If you wanted to get the data for this work through an API to do data analysis though, you could make an API request at this URL:

https://api.artic.edu/api/v1/artworks/27992

Notice how both URLs contain “27992”, which is the unique ID for that artwork.

If you open that link in a browser, you will get a bunch of formatted text (if you’re interested, it’s formatted as JSON, a format that is designed to be manipulated by a programming language). If you were to request this data in a program, you could then perform all sorts of analysis on it.

To get an idea of what’s possible with an art museum API, check out this FiveThirtyEight article about the collections of New York’s Metropolitan Museum of Art, which includes charts of which countries are most represented at the Met and which artistic mediums are most popular.

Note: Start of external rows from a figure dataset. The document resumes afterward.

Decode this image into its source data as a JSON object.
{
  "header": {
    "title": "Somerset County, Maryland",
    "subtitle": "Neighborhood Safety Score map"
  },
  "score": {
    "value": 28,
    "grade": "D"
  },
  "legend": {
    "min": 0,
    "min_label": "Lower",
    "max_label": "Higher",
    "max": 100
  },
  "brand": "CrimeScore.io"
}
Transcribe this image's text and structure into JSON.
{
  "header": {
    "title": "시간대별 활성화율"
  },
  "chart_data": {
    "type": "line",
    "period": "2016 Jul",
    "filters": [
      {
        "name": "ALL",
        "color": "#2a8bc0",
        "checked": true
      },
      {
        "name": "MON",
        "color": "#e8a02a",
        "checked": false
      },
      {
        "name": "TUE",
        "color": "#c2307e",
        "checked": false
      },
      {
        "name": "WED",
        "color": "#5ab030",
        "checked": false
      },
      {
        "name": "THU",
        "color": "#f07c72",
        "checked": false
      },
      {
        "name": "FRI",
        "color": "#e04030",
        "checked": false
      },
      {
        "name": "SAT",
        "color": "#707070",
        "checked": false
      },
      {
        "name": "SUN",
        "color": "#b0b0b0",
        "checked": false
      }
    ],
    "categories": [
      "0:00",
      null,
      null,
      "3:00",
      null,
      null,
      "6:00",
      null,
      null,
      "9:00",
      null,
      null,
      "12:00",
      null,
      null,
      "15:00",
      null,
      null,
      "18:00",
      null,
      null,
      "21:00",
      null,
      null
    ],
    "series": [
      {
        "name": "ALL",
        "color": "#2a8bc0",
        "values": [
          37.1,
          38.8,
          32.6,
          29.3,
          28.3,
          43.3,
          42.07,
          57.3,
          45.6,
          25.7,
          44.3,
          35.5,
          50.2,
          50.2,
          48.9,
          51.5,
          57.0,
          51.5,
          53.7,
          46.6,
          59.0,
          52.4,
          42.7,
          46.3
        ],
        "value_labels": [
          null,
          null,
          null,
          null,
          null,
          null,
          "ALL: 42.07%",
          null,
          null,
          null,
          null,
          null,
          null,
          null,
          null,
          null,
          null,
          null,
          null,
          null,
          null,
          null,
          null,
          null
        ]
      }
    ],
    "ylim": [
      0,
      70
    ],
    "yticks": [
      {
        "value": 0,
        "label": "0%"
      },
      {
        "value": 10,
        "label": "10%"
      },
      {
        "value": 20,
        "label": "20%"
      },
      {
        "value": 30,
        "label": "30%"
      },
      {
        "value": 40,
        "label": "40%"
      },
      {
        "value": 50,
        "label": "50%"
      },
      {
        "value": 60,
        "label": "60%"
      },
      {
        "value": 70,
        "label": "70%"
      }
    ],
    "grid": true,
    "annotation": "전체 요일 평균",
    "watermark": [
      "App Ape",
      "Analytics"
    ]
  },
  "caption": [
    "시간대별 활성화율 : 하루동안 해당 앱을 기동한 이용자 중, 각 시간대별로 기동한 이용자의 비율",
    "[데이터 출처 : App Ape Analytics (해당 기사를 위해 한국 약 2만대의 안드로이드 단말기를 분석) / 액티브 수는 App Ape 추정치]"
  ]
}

It is possible now to ask the same questions about the Art Institute of Chicago’s collections, along with many others, such as “what is the average size of an impressionist painting?” or “which years was surrealist art most popular?” The possibilities are endless.

To get started with their API, check out their documentation. If you’re familiar with Python and possibly python’s data analysis library pandas, you could check out this article about using APIs in python to perform data analysis to start playing with the Art Institute’s API. You may also want to look at our LibGuide about qualitative data analysis to see what you could do with the data once you have it.